ISBN-13: 9781475990836 / Angielski / Miękka / 2013 / 48 str.
A young boy walks into a hotel to meet a great man and it changes his life forever. The man: Father Flanagan of Boys Town - and the boy, one of the 30,000 citizens of that "City of Little Men," tells is own story of Boys Town and Father Flanagan.
The Irish lad who stepped off the S.S. Celtic in June of 1904 was to leave an indelible mark on the American dream, a story told in the movie "Boys Town" in 1938. Butthe story is richer and more astonishing than a movie could dramatize and in this memoir the range and scope of Father Flannagan's achievement is seen against the background of the early years of the century, with massive social problems that accompanied an exploding national economy. Immigration was high and cities, like Omaha, were filled with crowded neighborhoods of immigrants, most of them not speaking English, living in small ethnic neighborhoods, where violence was frequent.
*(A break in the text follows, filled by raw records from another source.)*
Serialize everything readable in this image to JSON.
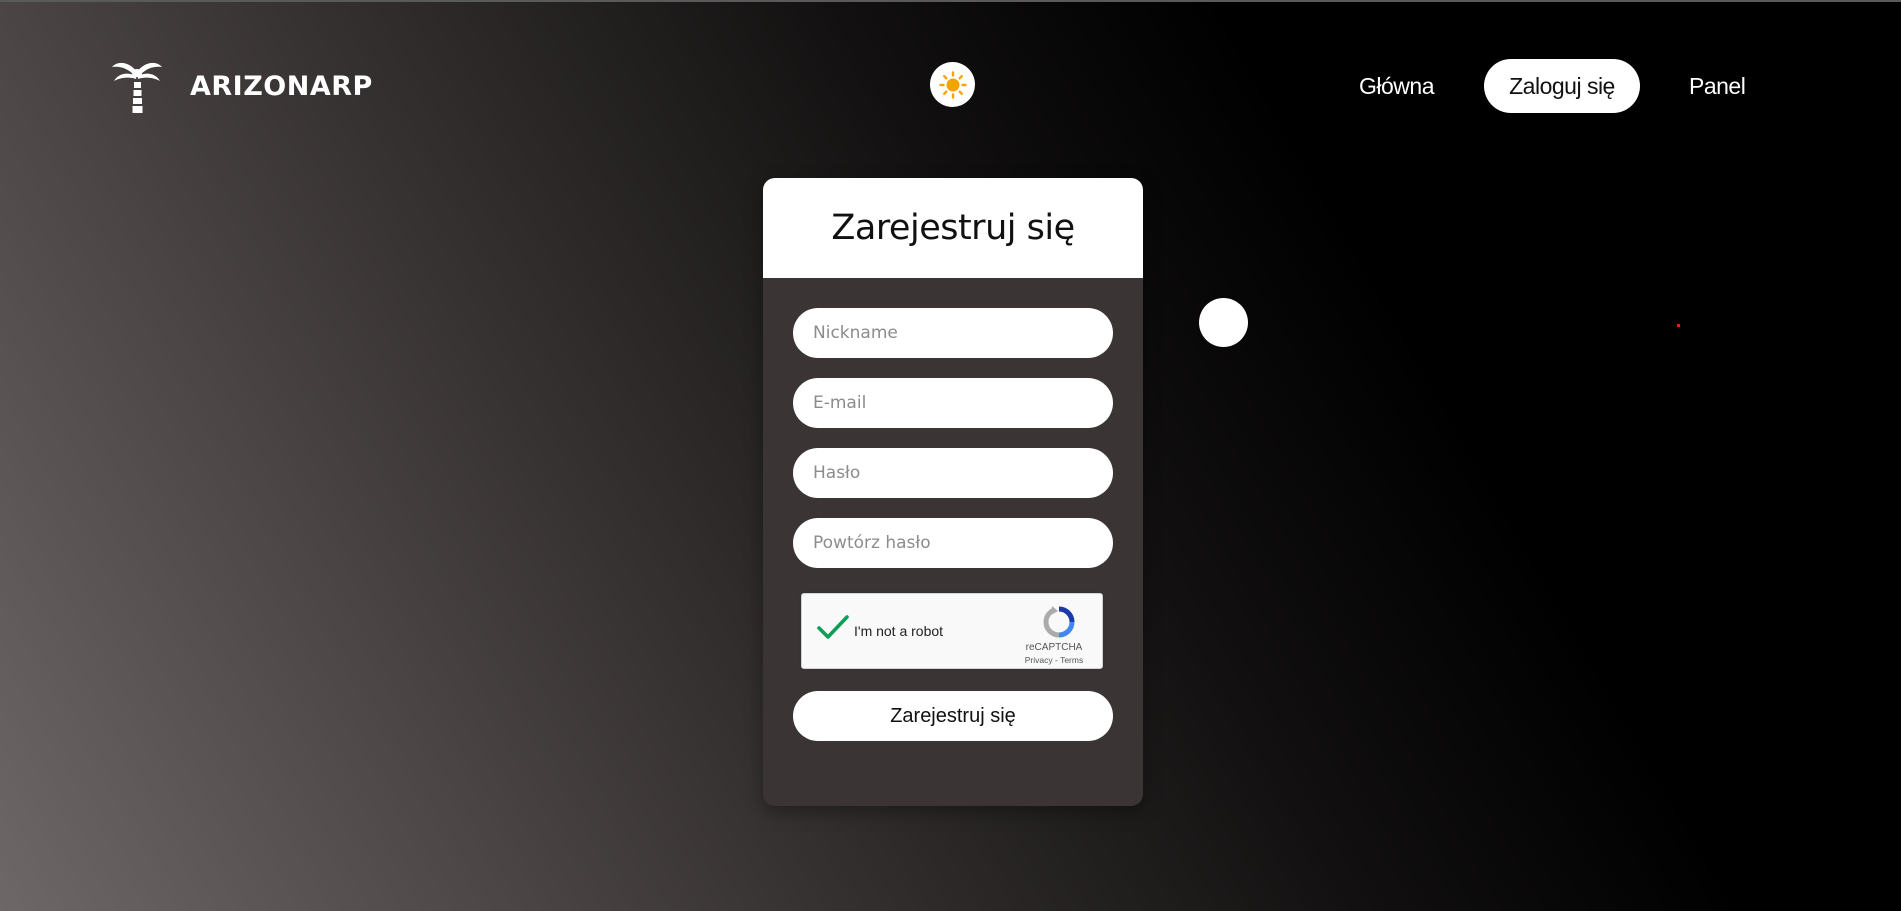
{
  "brand": {
    "name": "ARIZONARP",
    "logo_icon": "palm-tree-icon"
  },
  "theme_toggle": {
    "icon": "sun-icon",
    "color": "#f5a300"
  },
  "nav": {
    "items": [
      {
        "label": "Główna",
        "active": false
      },
      {
        "label": "Zaloguj się",
        "active": true
      },
      {
        "label": "Panel",
        "active": false
      }
    ]
  },
  "register_form": {
    "title": "Zarejestruj się",
    "fields": [
      {
        "name": "nickname",
        "placeholder": "Nickname",
        "value": ""
      },
      {
        "name": "email",
        "placeholder": "E-mail",
        "value": ""
      },
      {
        "name": "password",
        "placeholder": "Hasło",
        "value": ""
      },
      {
        "name": "password_repeat",
        "placeholder": "Powtórz hasło",
        "value": ""
      }
    ],
    "captcha": {
      "label": "I'm not a robot",
      "checked": true,
      "brand": "reCAPTCHA",
      "privacy": "Privacy",
      "separator": "-",
      "terms": "Terms",
      "check_color": "#0f9d58"
    },
    "submit_label": "Zarejestruj się"
  },
  "colors": {
    "card_background": "#3b3434",
    "accent_white": "#ffffff",
    "background_light": "#6e6767",
    "background_dark": "#000000"
  }
}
Many of the children of these immigrants roamed the streets, unsupervised, most of them ending up in the courts, and sent immediately to the state reformatory.
This brought the young Father Flanagan into the courts, after he became aware of the army of youths roaming the city streets, most of them sons of immigrants. First, he had them paroled into his custody, meeting with them each week, and arranging sport events for them. But soon he asked that five of the boys in trouble be placed in his care.
He searched for an empty house to begin his work and opened "Father Flanagan's Boys Home," then moved them to the country where he established, not only a larger home, but a village for boys. In 1935, his "home" became an incorporated village called "Boys Town," and the rest is history. It is also part of the personal history of a young boy who met him in a hotel lobby and asked to go to Boys Town.